L’événement est évolutif. On peut voir sur le kakémono à l’entrée que quelques artistes continuent à contribuer, comme Baptiste Debombourg. Alors que je pars de l’Atelier, un homme apporte sous son bras une photo de l’artiste Cécile Paris qui souhaite apporter sa pierre à l’édifice.
Initiatives transversales de l’art contemporain
D’autres artistes ont participé plus récemment. Parmi eux, Mircea Cantor, qui connait Jean-Paul depuis ses études à l’école des Beaux Arts de Nantes. Son œuvre dédiée au projet Mémoires d’Éléphants s’inscrit dans la collection d’une manière très particulière : il s’agit d’un tatouage dessiné par l’artiste sur l’épaule même de Jean-Paul. Une vidéo retrace la création de cette œuvre devenue ambulante, incrustée dans la peau du porteur du projet, qui consacre son temps à ce projet depuis deux décennies. « Tu es trop discret vis à vis du projet. Je veux te mettre à l’honneur et je veux que cela soit toi qui porte et qui fasse circuler mon œuvre. Pour l’exposition je te demanderai de faire un trou dans ta veste. »
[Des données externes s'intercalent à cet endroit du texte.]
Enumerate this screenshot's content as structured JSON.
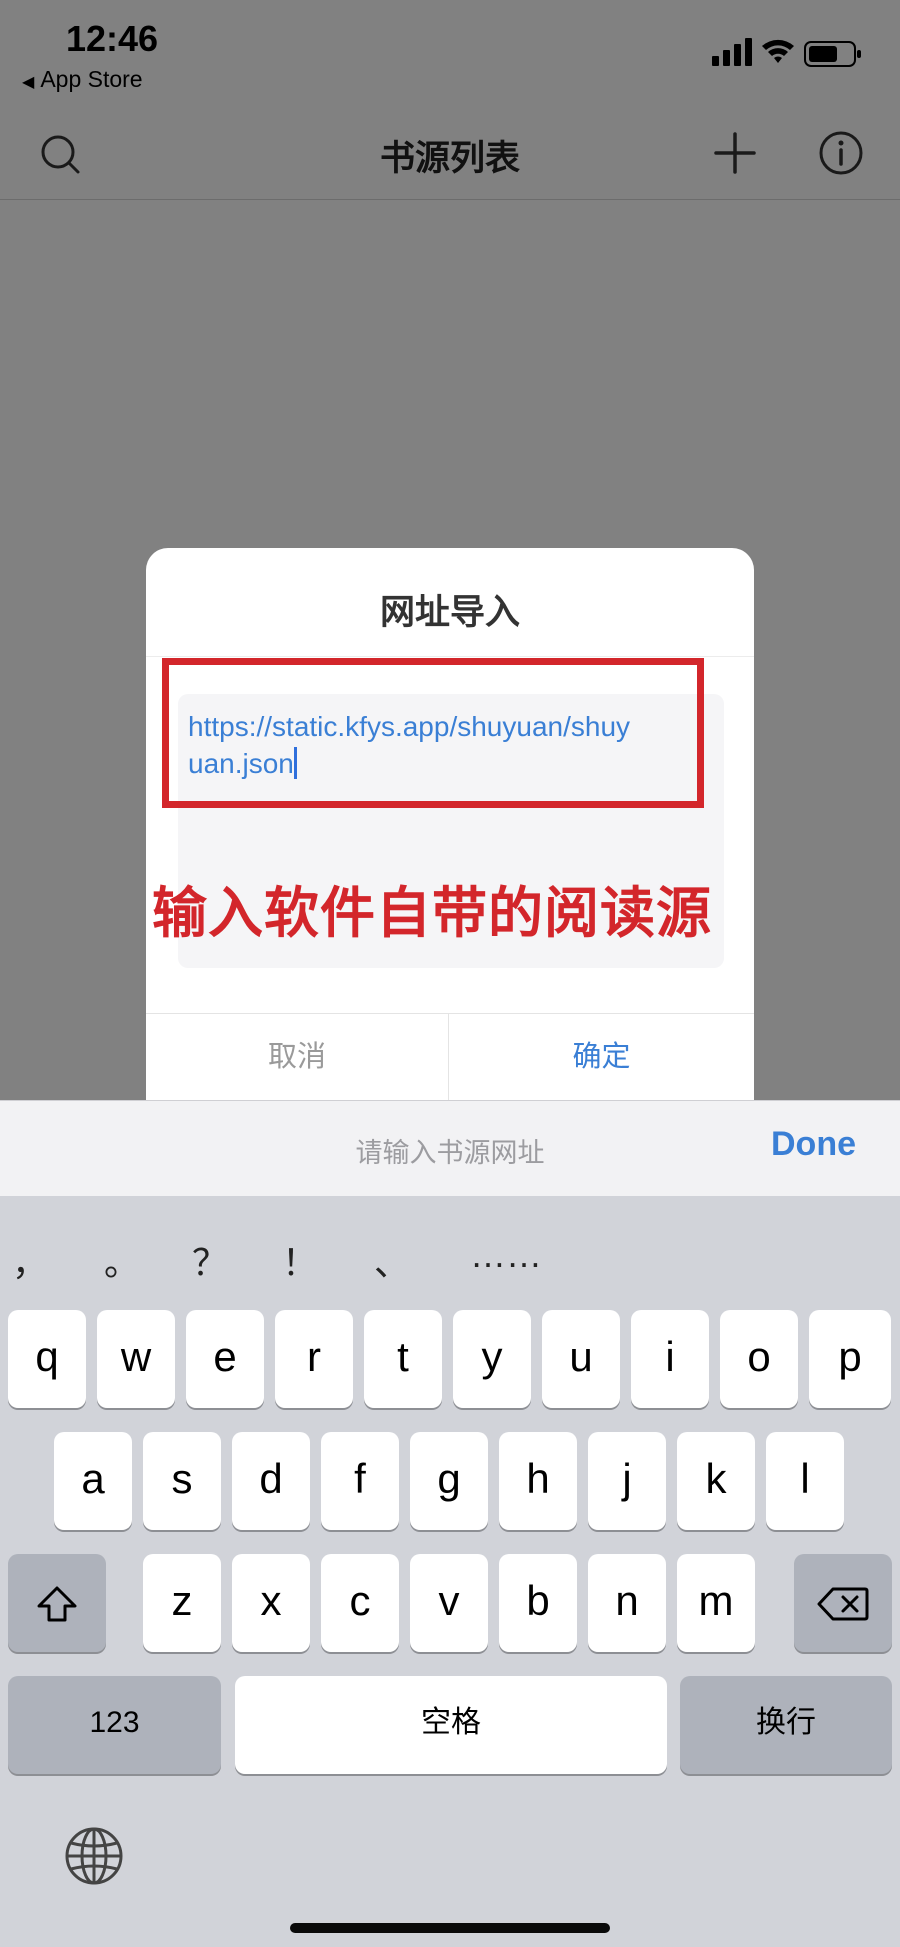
{
  "status_bar": {
    "time": "12:46",
    "back_label": "App Store"
  },
  "nav": {
    "title": "书源列表",
    "icons": [
      "search-icon",
      "plus-icon",
      "info-icon"
    ]
  },
  "dialog": {
    "title": "网址导入",
    "url_value": "https://static.kfys.app/shuyuan/shuyuan.json",
    "cancel_label": "取消",
    "confirm_label": "确定"
  },
  "annotation": {
    "text": "输入软件自带的阅读源",
    "color": "#d3262b"
  },
  "keyboard": {
    "placeholder": "请输入书源网址",
    "done_label": "Done",
    "punctuation": [
      "，",
      "。",
      "？",
      "！",
      "、",
      "……"
    ],
    "row1": [
      "q",
      "w",
      "e",
      "r",
      "t",
      "y",
      "u",
      "i",
      "o",
      "p"
    ],
    "row2": [
      "a",
      "s",
      "d",
      "f",
      "g",
      "h",
      "j",
      "k",
      "l"
    ],
    "row3": [
      "z",
      "x",
      "c",
      "v",
      "b",
      "n",
      "m"
    ],
    "numbers_label": "123",
    "space_label": "空格",
    "return_label": "换行"
  },
  "colors": {
    "accent": "#3a7fd5",
    "overlay": "rgba(0,0,0,0.48)"
  }
}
Par sa présentation et dans la diversité des œuvres montrées à l’Atelier, on observe la simplicité du projet qui permet de rapprocher l’art contemporain des gens. Tout dans l’exposition rappelle l’humanisme qui a construit chaque démarche d’un artiste vers l’association, de l’association vers l’artiste, des artistes pour la cause écologique.
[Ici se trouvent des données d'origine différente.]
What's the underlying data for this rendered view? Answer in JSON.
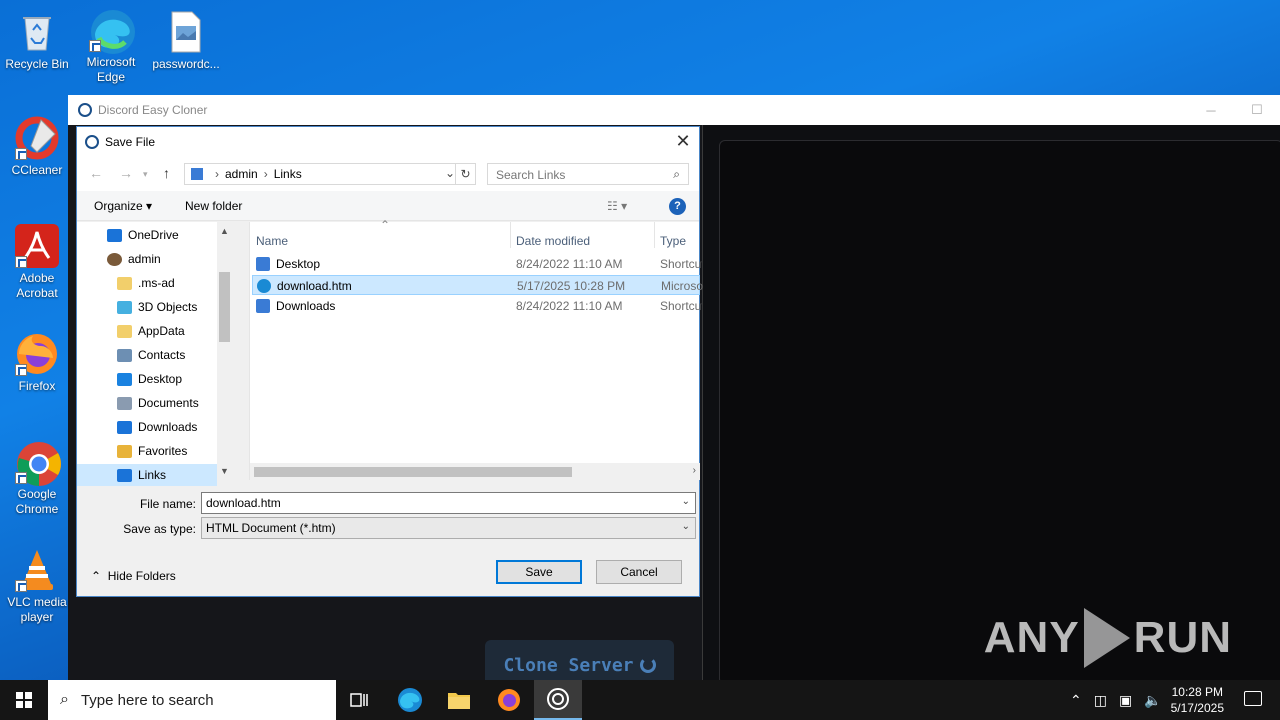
{
  "desktop": {
    "icons": [
      {
        "label": "Recycle Bin"
      },
      {
        "label": "Microsoft Edge"
      },
      {
        "label": "passwordc..."
      },
      {
        "label": "CCleaner"
      },
      {
        "label": "Adobe Acrobat"
      },
      {
        "label": "Firefox"
      },
      {
        "label": "Google Chrome"
      },
      {
        "label": "VLC media player"
      }
    ]
  },
  "app": {
    "title": "Discord Easy Cloner",
    "clone_button": "Clone Server",
    "watermark_left": "ANY",
    "watermark_right": "RUN"
  },
  "dialog": {
    "title": "Save File",
    "close": "✕",
    "address": {
      "root": "admin",
      "current": "Links"
    },
    "search_placeholder": "Search Links",
    "organize": "Organize ▾",
    "new_folder": "New folder",
    "help": "?",
    "tree": [
      {
        "label": "OneDrive",
        "icon": "cloud-icon",
        "color": "#1a73d8"
      },
      {
        "label": "admin",
        "icon": "user-icon",
        "color": "#7a5a3a"
      },
      {
        "label": ".ms-ad",
        "icon": "folder-icon",
        "color": "#f2cf6b"
      },
      {
        "label": "3D Objects",
        "icon": "cube-icon",
        "color": "#45b0e0"
      },
      {
        "label": "AppData",
        "icon": "folder-icon",
        "color": "#f2cf6b"
      },
      {
        "label": "Contacts",
        "icon": "contacts-icon",
        "color": "#6d8fb3"
      },
      {
        "label": "Desktop",
        "icon": "desktop-icon",
        "color": "#1a82e0"
      },
      {
        "label": "Documents",
        "icon": "document-icon",
        "color": "#8a9bb0"
      },
      {
        "label": "Downloads",
        "icon": "download-icon",
        "color": "#1a73d8"
      },
      {
        "label": "Favorites",
        "icon": "star-icon",
        "color": "#e8b33a"
      },
      {
        "label": "Links",
        "icon": "link-icon",
        "color": "#1a73d8",
        "selected": true
      }
    ],
    "columns": {
      "name": "Name",
      "date": "Date modified",
      "type": "Type"
    },
    "files": [
      {
        "name": "Desktop",
        "date": "8/24/2022 11:10 AM",
        "type": "Shortcut",
        "icon": "shortcut-icon"
      },
      {
        "name": "download.htm",
        "date": "5/17/2025 10:28 PM",
        "type": "Microsoft",
        "icon": "edge-file-icon",
        "selected": true
      },
      {
        "name": "Downloads",
        "date": "8/24/2022 11:10 AM",
        "type": "Shortcut",
        "icon": "shortcut-icon"
      }
    ],
    "file_name_label": "File name:",
    "file_name_value": "download.htm",
    "save_type_label": "Save as type:",
    "save_type_value": "HTML Document (*.htm)",
    "save": "Save",
    "cancel": "Cancel",
    "hide_folders": "Hide Folders"
  },
  "taskbar": {
    "search_placeholder": "Type here to search",
    "time": "10:28 PM",
    "date": "5/17/2025"
  }
}
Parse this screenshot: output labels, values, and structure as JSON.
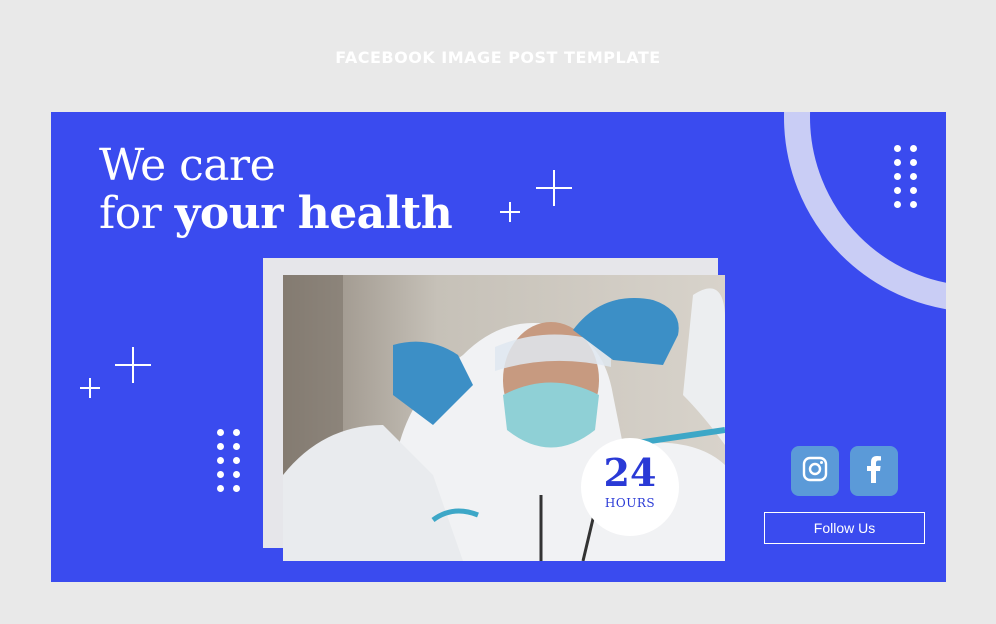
{
  "page_heading": "FACEBOOK IMAGE POST TEMPLATE",
  "headline": {
    "line1": "We care",
    "line2_prefix": "for ",
    "line2_emphasis": "your health"
  },
  "badge": {
    "number": "24",
    "label": "HOURS"
  },
  "social": {
    "icons": [
      "instagram-icon",
      "facebook-icon"
    ]
  },
  "follow_button": {
    "label": "Follow Us"
  },
  "colors": {
    "banner": "#3a4bef",
    "ring": "#c9cdf5",
    "social_button": "#5b9ad8",
    "badge_text": "#2a3ad6"
  }
}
L’accrochage témoigne d’une approche décloisonnée et décomplexée de l’exposition, assez loin des codes dans le cadre desquels on peut habituellement voir l’art contemporain. Du sol au plafond, l’Atelier est transformé par les œuvres qui y sont montrées. Jean-Paul aime à rappeler que la démarche doit témoigner de « l’accès à un niveau de pensée global », qui aura mené des artistes exerçant dans de nombreuses disciplines à dédier leurs œuvres pour cette collection unique et inclassable. Un projet toujours en cours, à suivre absolument.